While PowerShell is more robust, allowing you to manipulate query results in more meaningful ways, Command Prompt may be the simplest approach to gathering group membership information. In fact, we don’t need to install anything ahead of time – these commands are available out of the box with most versions of Windows.
The simplest is whoami /groups, which gives a simple listing of both domain and local group membership for the user running the Command Prompt session:
>> whoami /groups GROUP INFORMATION ----------------- Group Name Type ... ============================================== ================ ===== Everyone Well-known group ... BUILTIN\Users Alias ... BUILTIN\Administrators Alias ... NT AUTHORITY\INTERACTIVE Well-known group ... CONSOLE LOGON Well-known group ... NT AUTHORITY\Authenticated Users Well-known group ... NT AUTHORITY\This Organization Well-known group ... LOCAL Well-known group ... SBPMLAB\Domain Admins Group ... Authentication authority asserted identity Well-known group ... Mandatory Label\High Mandatory Level Label ...

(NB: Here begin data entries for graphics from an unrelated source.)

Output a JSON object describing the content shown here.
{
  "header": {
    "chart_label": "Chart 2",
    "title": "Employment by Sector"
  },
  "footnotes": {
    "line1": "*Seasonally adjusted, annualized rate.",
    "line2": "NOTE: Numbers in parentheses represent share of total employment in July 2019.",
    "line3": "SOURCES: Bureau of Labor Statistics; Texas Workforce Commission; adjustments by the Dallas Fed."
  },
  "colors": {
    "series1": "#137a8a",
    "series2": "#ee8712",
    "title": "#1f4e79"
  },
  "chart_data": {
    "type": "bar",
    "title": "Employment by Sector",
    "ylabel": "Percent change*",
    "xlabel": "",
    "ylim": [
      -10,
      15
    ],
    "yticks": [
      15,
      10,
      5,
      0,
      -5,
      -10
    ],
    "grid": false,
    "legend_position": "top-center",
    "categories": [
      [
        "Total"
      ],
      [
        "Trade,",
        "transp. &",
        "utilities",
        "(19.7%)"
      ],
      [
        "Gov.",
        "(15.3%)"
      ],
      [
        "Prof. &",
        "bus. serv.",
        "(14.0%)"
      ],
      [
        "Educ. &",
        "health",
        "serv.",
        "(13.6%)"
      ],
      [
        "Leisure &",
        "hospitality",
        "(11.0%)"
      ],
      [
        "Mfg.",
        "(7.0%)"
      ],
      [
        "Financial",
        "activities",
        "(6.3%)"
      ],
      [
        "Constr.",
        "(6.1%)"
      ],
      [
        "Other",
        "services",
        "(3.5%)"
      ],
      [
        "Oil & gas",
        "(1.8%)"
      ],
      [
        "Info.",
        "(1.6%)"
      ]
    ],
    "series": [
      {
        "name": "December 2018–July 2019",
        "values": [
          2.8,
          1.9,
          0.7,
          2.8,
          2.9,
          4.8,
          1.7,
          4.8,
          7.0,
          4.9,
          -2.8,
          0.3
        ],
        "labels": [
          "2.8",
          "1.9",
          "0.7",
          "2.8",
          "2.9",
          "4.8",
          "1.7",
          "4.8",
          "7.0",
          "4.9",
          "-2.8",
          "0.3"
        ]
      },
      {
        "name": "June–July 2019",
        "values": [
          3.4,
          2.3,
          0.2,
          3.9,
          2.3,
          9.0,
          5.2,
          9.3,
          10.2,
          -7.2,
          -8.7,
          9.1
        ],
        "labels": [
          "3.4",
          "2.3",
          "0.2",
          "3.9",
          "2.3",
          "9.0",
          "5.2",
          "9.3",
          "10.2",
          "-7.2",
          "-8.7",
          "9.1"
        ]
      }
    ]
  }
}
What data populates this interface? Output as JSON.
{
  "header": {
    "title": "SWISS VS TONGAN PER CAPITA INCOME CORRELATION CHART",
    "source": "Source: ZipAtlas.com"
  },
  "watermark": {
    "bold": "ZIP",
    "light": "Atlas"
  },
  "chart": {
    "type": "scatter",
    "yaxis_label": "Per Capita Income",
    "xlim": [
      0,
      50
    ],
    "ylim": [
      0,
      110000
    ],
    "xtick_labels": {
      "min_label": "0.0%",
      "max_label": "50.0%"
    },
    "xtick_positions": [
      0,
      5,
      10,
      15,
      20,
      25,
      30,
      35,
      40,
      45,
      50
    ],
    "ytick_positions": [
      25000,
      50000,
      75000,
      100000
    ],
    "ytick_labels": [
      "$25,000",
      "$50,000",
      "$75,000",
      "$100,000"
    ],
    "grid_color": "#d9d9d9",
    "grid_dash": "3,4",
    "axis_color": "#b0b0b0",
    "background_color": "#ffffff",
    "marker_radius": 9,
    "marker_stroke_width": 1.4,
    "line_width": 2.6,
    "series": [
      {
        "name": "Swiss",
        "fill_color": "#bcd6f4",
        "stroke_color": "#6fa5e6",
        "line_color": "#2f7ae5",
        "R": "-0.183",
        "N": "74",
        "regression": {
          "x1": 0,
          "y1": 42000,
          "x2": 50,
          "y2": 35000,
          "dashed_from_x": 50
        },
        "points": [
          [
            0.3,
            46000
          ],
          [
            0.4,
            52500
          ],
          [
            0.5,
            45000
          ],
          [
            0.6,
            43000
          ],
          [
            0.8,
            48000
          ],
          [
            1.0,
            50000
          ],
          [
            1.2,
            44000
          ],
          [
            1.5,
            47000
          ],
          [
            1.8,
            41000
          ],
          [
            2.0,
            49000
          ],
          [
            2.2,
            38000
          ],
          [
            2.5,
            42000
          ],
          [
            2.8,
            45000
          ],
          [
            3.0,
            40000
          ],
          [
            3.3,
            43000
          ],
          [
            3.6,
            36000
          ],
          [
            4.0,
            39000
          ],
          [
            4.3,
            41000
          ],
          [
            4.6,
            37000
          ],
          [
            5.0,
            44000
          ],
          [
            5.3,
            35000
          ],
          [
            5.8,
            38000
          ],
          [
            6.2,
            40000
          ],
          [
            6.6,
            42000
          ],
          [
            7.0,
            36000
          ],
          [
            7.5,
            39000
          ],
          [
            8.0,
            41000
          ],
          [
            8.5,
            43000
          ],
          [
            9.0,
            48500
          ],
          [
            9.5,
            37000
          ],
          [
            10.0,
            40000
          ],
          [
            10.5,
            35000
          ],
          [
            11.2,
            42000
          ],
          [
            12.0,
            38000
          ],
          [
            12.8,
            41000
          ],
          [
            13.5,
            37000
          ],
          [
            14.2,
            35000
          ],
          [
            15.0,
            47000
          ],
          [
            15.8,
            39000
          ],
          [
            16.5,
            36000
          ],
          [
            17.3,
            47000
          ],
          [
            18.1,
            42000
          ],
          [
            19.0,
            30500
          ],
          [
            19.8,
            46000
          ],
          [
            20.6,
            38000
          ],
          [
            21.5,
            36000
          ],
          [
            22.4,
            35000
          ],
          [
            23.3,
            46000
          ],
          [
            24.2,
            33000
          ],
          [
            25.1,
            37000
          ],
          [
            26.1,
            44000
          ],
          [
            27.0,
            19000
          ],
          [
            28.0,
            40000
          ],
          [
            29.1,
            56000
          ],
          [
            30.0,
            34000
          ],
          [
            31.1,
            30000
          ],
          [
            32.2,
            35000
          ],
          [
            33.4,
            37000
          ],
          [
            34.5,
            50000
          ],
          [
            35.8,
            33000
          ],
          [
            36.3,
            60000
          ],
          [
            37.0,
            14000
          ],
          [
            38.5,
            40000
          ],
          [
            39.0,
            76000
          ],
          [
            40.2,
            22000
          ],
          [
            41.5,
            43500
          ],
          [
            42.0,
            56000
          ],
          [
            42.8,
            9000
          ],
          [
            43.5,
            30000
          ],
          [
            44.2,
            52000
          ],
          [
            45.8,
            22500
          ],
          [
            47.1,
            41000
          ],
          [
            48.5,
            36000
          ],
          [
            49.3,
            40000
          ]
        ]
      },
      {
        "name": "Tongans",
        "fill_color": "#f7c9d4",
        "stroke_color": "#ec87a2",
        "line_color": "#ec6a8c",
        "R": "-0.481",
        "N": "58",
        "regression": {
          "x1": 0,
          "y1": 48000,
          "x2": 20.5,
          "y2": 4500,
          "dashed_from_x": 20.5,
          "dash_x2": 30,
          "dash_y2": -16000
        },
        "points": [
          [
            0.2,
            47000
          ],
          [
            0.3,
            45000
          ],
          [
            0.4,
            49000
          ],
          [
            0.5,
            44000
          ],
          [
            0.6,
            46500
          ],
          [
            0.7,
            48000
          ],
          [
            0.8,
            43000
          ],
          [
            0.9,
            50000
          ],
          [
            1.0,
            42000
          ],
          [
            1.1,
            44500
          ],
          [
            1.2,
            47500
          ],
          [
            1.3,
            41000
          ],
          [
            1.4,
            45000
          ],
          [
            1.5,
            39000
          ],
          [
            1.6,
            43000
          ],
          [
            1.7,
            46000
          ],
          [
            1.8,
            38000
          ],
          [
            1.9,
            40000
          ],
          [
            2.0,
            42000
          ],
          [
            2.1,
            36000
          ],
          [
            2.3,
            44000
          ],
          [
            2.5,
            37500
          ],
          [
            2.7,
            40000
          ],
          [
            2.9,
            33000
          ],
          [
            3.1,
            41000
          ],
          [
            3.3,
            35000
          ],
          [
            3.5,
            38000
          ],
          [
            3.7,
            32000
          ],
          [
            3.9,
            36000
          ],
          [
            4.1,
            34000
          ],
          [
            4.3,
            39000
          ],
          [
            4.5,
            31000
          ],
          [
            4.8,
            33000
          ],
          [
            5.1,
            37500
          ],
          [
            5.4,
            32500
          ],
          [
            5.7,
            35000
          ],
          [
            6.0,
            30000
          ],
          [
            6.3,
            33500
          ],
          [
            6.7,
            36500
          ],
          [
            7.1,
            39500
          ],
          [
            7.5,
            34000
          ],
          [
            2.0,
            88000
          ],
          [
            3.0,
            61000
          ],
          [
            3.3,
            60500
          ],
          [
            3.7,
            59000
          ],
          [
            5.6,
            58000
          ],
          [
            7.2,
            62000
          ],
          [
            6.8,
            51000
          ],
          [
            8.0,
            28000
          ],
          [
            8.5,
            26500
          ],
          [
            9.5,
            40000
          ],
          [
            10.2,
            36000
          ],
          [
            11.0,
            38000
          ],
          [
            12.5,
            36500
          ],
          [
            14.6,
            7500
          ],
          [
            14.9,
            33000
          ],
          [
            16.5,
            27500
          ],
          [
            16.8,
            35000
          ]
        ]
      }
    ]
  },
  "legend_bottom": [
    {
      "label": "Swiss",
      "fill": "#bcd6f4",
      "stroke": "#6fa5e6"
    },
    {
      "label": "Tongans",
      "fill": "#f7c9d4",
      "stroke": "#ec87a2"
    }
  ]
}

You’ll notice this output is a bit more verbose than the PowerShell command we discussed, which is typically why PowerShell is my go-to CLI workflow for querying Active Directory group information. However, the built-in Command Prompt commands are convenient if you don’t have the ability to install the PowerShell Active Directory Module.
Another way to do this in Command Prompt is gpresult /r:
>> gpresult /r ... ... The user is a part of the following security groups --------------------------------------------------- Domain Users Everyone BUILTIN\Users BUILTIN\Administrators NT AUTHORITY\INTERACTIVE CONSOLE LOGON NT AUTHORITY\Authenticated Users This Organization LOCAL Domain Admins Authentication authority asserted identity Denied RODC Password Replication Group High Mandatory Level
Finally, there’s the net user command:
>> net user /domain <username> The request will be processed at a domain controller for domain <domain>. User name <username> ... ... Local Group Memberships *None Global Group memberships *Domain Users *Domain Admins
It should be noted that there are some functional differences between these Command Prompt group membership queries. For example, some of the commands don’t consider implicit group memberships and only display explicit groups.
With that said, I recommend using PowerShell as a first option, followed by the UI method, and finally Command Prompt as a last resort (depending on the resources and privileges available to your current user).